Two Leech Lake tribe members facing illegal deer hunting charges asked the Beltrami County District Court to dismiss their case last Friday. They claimed the state has no jurisdiction to charge them over hunting violations.

Tribal members Tony Lee Morris and Randy Gregg Finn, both of Cass Lake, shot a doe they encountered on a rural gravel road a few miles outside the Leech Lake Reservation. They shot the deer from their car, and then followed the wounded deer onto private land, where they gutted it and dragged it back to the road.

The men were confronted by the landowner, after which they left the deer and fled.

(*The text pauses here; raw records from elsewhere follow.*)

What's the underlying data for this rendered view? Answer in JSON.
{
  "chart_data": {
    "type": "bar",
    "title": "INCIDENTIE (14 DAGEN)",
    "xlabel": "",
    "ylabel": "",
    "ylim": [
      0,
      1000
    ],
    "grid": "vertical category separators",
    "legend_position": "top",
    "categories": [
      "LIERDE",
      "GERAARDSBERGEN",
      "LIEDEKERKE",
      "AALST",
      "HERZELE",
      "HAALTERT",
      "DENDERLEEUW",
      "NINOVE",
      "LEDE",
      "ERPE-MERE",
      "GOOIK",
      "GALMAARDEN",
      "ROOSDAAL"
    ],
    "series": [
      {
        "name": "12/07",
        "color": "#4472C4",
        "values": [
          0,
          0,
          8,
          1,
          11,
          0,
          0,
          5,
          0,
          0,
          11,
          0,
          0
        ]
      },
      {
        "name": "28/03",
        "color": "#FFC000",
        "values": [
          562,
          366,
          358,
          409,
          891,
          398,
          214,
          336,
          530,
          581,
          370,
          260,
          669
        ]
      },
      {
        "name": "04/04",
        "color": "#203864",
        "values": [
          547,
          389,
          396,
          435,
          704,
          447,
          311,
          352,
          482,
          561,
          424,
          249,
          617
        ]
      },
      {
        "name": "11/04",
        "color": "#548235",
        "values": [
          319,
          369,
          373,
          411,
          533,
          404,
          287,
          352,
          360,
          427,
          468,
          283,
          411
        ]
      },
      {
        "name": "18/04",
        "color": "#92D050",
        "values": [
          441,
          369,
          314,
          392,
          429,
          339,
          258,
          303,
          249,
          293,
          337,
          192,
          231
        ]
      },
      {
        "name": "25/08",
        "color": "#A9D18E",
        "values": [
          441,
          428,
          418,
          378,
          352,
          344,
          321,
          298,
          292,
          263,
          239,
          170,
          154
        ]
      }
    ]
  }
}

DNR officers later located Morris and Finn, and the two men confessed to killing a deer out of season, on private land.

Tribal attorney Frank Bibeau argued that the case should be dismissed, claiming an 1855 Treaty gave tribal members the right to hunt, fish and gather across most of northern Minnesota.

The case is similar to one in which four Ojibwe tribe members were charged almost a year ago with illegally gathering wild rice without a permit and setting gill nets. While that case is considered to be the first step in a court battle to clarify tribal land use rights, Morris and Finn’s case, would not be part of it, according to Bibeau.

Expect more incidents of illegal harvest as a narrative is built to show that harvest–and soon to appear “land use” rights–have existed all along.